A Reuters report says the emerging U.S.-Iran agreement could end up strengthening Iran’s Islamic Revolutionary Guard Corps, even though Washington and its allies designate it a terrorist group. The article says the Guards have long prospered under sanctions and are now positioned to capture a large share of any financial windfall from eased restrictions, renewed oil exports, and foreign investment.
The IRGC has built a sprawling business empire over decades, with interests in oil, construction, shipping, ports, communications, logistics, tourism, and parts of the auto industry. Its engineering arm, Khatam al-Anbia, oversees hundreds of companies involved in major infrastructure and energy projects. Because Iranian law requires foreign investors to work with local partners, the Guards’ extensive network could make them a de facto gatekeeper for lucrative sectors.
The report says the interim deal announced this week would allow waivers for sanctioned oil sales, while a broader agreement could remove remaining sanctions altogether and give Iran access to a special $300 billion reconstruction fund.
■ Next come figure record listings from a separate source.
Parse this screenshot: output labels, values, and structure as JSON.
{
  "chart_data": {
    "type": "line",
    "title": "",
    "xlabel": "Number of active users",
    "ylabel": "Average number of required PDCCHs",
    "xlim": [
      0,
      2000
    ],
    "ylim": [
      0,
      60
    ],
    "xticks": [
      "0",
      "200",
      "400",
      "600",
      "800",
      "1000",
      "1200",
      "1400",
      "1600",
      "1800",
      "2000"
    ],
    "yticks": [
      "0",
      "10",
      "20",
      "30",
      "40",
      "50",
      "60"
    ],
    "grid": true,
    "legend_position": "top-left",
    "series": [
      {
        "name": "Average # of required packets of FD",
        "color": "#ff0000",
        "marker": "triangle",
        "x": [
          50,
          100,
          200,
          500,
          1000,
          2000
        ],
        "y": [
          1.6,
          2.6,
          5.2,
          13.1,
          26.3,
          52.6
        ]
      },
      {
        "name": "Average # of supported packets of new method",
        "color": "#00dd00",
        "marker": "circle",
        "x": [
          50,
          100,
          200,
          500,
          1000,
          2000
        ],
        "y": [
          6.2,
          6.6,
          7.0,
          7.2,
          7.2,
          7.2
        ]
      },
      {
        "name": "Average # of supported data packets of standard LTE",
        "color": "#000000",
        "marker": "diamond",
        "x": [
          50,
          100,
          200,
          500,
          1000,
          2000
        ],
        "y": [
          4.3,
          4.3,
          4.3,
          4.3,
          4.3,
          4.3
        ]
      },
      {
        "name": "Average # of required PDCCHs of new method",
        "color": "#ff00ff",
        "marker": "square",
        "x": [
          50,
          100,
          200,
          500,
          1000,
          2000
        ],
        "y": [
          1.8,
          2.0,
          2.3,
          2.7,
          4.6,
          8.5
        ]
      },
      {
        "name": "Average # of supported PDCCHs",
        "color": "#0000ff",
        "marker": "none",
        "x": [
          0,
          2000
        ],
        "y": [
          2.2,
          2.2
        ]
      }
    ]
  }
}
Even if a comprehensive deal fails and broad sanctions stay in place, the IRGC could still benefit from the oil-sale exceptions and from its long experience in evading restrictions.
Since the war began on February 28, the Guards have further expanded their domestic power. One senior source described them as the “real winners of the war,” saying that after securing the survival of Iran’s Islamic system, they are best placed to profit from any sanctions relief. The same source said their control of smuggling and sanctions-evasion networks over recent decades makes them central to both Iran’s economy and the risks facing any agreement. Reuters also noted that U.S. “maximum pressure” measures under Donald Trump made those smuggling networks harder to sustain and raised their operating costs.